Elle peut solliciter une seconde délibération de la commission dans un délai d'un mois à compter de la notification d'un avis.

« VII. - À l'article L. 413-7 du code de la recherche, les mots : « à l'article 72 de la loi n° 84-16 du 11 janvier 1984 portant dispositions statutaires relatives à la fonction publique de l'État » sont remplacés par les mots : « à l'article 87 de la loi n° 93-122 du 29 janvier 1993 relative à la prévention de la corruption et à la transparence de la vie économique et des procédures publiques ».

« VIII. - Un décret en Conseil d'État détermine les conditions d'application du présent article. »

Article 12

I. - Aux articles L. 413-5, L. 413-10 et L. 413-13 du code de la recherche, les mots : « cinq ans » sont remplacés par les mots : « deux ans ».

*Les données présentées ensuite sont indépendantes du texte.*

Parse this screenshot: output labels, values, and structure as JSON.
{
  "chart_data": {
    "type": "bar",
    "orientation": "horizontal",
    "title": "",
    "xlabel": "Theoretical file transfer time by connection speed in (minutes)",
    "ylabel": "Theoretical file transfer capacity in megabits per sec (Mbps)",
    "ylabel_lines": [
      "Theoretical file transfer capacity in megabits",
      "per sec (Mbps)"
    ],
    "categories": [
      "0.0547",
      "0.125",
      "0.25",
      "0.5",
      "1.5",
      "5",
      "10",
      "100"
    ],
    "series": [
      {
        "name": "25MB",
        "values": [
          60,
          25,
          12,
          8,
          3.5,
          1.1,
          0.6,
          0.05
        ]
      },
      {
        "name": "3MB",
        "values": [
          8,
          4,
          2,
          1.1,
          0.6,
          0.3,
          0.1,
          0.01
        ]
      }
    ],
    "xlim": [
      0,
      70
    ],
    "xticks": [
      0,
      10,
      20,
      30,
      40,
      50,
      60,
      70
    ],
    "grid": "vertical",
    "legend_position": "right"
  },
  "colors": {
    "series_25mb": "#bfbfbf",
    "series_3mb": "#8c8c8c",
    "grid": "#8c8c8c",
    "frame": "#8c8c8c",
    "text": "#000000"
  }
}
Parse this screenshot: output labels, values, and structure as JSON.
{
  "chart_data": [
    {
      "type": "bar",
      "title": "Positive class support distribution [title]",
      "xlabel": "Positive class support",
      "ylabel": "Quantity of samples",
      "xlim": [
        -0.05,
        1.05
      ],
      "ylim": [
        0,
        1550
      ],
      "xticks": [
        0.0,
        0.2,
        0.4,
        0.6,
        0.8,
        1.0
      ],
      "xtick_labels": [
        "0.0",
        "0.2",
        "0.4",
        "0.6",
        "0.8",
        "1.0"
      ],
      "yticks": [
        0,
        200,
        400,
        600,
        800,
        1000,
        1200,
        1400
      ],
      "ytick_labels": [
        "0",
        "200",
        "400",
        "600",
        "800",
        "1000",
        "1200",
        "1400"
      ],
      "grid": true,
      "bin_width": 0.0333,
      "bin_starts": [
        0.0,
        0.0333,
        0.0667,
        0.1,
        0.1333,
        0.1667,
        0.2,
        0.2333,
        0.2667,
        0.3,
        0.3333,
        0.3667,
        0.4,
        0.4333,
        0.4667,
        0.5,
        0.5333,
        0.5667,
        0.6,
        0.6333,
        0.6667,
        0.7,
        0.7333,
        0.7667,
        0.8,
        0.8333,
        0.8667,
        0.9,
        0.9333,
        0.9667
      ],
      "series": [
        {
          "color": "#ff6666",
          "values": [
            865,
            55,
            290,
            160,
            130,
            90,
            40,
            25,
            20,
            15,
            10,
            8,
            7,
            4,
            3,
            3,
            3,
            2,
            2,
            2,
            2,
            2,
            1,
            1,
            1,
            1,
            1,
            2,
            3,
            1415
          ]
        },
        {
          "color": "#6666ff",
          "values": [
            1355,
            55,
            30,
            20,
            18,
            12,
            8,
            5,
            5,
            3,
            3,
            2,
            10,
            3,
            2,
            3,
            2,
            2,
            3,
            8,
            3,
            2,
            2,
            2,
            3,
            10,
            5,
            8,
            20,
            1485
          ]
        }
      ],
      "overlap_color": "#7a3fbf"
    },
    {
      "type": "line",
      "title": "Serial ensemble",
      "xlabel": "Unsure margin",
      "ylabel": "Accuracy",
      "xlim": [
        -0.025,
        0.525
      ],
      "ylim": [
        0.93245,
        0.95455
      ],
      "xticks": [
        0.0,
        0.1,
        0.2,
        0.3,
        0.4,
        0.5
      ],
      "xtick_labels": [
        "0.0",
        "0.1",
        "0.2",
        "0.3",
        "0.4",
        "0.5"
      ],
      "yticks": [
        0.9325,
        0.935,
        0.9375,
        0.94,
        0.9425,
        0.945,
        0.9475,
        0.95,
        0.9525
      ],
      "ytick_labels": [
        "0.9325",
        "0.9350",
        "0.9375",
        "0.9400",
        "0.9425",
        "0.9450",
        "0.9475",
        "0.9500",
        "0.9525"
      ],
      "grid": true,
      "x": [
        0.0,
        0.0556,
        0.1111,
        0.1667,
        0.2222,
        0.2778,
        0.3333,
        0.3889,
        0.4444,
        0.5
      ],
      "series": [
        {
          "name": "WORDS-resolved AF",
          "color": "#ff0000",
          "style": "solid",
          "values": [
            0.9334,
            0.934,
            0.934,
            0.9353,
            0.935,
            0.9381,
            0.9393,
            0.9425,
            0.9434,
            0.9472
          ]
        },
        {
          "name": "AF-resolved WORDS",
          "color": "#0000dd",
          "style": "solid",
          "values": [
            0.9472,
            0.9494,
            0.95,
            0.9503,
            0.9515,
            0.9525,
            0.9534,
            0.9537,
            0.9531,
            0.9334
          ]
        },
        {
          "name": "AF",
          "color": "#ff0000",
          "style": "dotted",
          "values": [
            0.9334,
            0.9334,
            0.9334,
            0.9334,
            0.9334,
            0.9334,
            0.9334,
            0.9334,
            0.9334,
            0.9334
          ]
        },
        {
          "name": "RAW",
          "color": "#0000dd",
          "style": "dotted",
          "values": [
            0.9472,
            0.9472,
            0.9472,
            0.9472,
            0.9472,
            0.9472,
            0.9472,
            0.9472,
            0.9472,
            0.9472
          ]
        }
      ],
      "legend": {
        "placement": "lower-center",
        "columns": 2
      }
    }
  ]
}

II. - L'article 72 de la loi du 11 janvier 1984 susmentionnée est abrogé.

Chapitre IV

Cumul d'activités et encouragement
à la création d'une entreprise

Article 13

L'article 25 de la loi du 13 juillet 1983 susmentionnée est remplacé par les dispositions suivantes :

« Art. 25. - I. - Les fonctionnaires et agents non titulaires de droit public consacrent l'intégralité de leur activité professionnelle aux tâches qui leur sont confiées. Ils ne peuvent exercer à titre professionnel une activité privée lucrative de quelque nature que ce soit.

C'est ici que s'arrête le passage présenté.